「3割退職・目標未達・売上前年割れ」 退職者が出戻るほど成果が出た、データドリブンな営業改革とは:脱・属人的な営業(4/4 ページ)
ウイングアーク1stは当時「3割退職・目標未達・売上前年割れ」の三重苦にあえいでいた。個人商店的な昭和の営業スタイルから一転、データドリブンな営業へ脱皮するための改革に力を入れることに。退職者が出戻るほどに成果が出た、営業改革を取材した。
営業DXで気をつけたいポイント
個人商店色を和らげ、DXを進めるなかで社員からの反発はなかったのだろうか。どのように社内を説得したのか、そのコツも久我氏に聞いてみた。
「はじめは5人程度のメンバーを対象にしたスモールスタートでした。また属人的営業のしがらみを解くために、チームメンバーも再編成しました。そこで1年もたたずに売り上げを1.5倍に伸ばせたおかげで、徐々に社内の理解が進み、スムーズに拡大できたという感じです」
改革を実行した場合と、しなかった場合で削減できるムダを比較したり、なかなかデータ入力が進まない社員は過度に追求せず「次からはお願いします」と柔らかく促したりしたという。
久我氏は「データの正確性を保つために入力ルールの明文化、上司チェックなど仕組み化を徹底しているものの、100%を目指さないことも重要だ」と話す。
「いくらデータドリブンな営業とはいえ、完璧主義はよくありません。そもそもSalesforceの最初の失敗は完璧を追求しすぎたことでした。私たちはよく『数字だけで人を叩くな』と注意していますが、大切なのは『営業目標を達成する』というゴールを明確にすることなのです」
最終的に久我氏らの地道な努力は10年におよんだ。だがその成果が実り、売上高は10年前に比べて大幅に成長している。
営業のもつ「ポテンシャル」を最大化させる
久我氏は営業目標を達成するために大切なこととは、限りある時間を「いかに効率化し、最大化するかだ」と振り返る。
「営業にとって最も大切な資本は『時間』です。
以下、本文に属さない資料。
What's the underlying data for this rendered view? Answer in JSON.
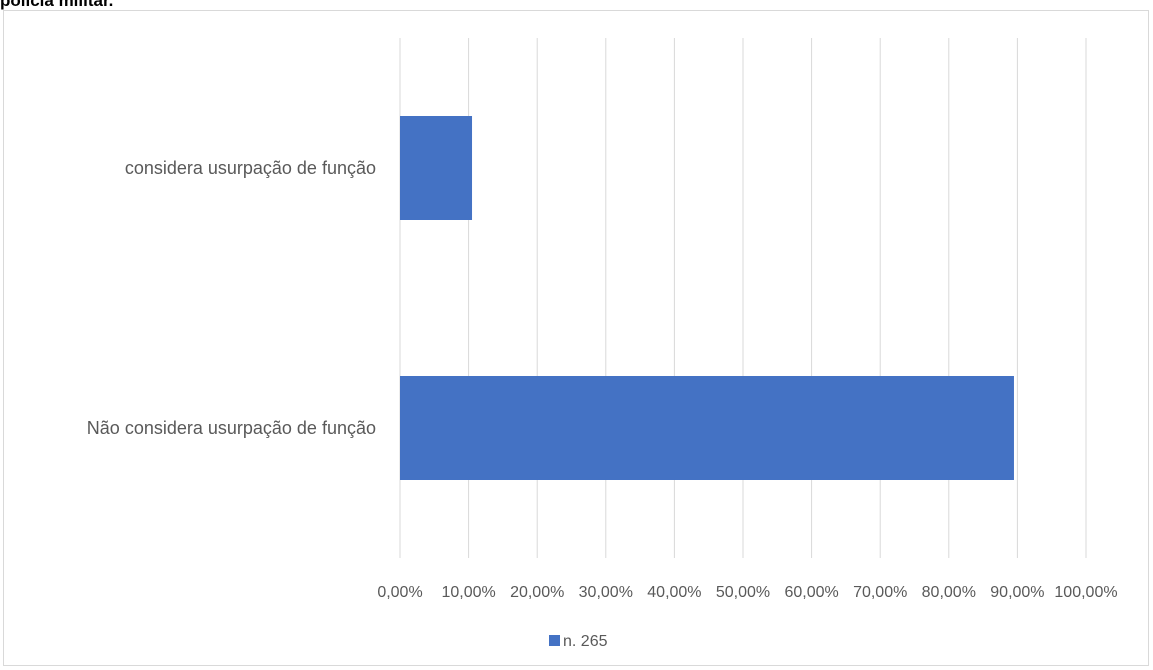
{
  "header": {
    "title_fragment": "polícia militar."
  },
  "chart_data": {
    "type": "bar",
    "orientation": "horizontal",
    "categories": [
      "considera usurpação de função",
      "Não considera usurpação de função"
    ],
    "series": [
      {
        "name": "n. 265",
        "values": [
          0.105,
          0.895
        ],
        "color": "#4472c4"
      }
    ],
    "xlim": [
      0,
      1
    ],
    "x_ticks": [
      0,
      0.1,
      0.2,
      0.3,
      0.4,
      0.5,
      0.6,
      0.7,
      0.8,
      0.9,
      1.0
    ],
    "x_tick_labels": [
      "0,00%",
      "10,00%",
      "20,00%",
      "30,00%",
      "40,00%",
      "50,00%",
      "60,00%",
      "70,00%",
      "80,00%",
      "90,00%",
      "100,00%"
    ],
    "grid": true,
    "legend_position": "bottom",
    "title": "",
    "xlabel": "",
    "ylabel": ""
  }
}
だからこそ、無駄に使うのではなく、どうすればその価値を最大化できるか考えるべきではないでしょうか。無駄を省くにはまずボトルネックを知る必要があります。正しいデータがあれば、どこにフォーカスすべきか見えてきますから、どんどんPDCAのサイクルが早まっていくでしょう」
ともすれば精神論だけで語られがちな「昭和スタイルの営業」に頼っていたウイングアーク。しかし、合理的で現代的な「データドリブンな営業」へと進化したおかげで社員の定着率も高まり、採用もしやすくなったという。今では辞めていった社員が復職する機会も増えてきた。
最後に久我氏は「これまでの日本企業は営業とマーケティングが分離しているケースが多かったでしょう。しかしこれからの経営では、数字に基づいてボトルネックを探り、弾力的に両者が一体となって利益の最大化を図るレベニューマネジメントが大事になってくると思います」と締めくくった。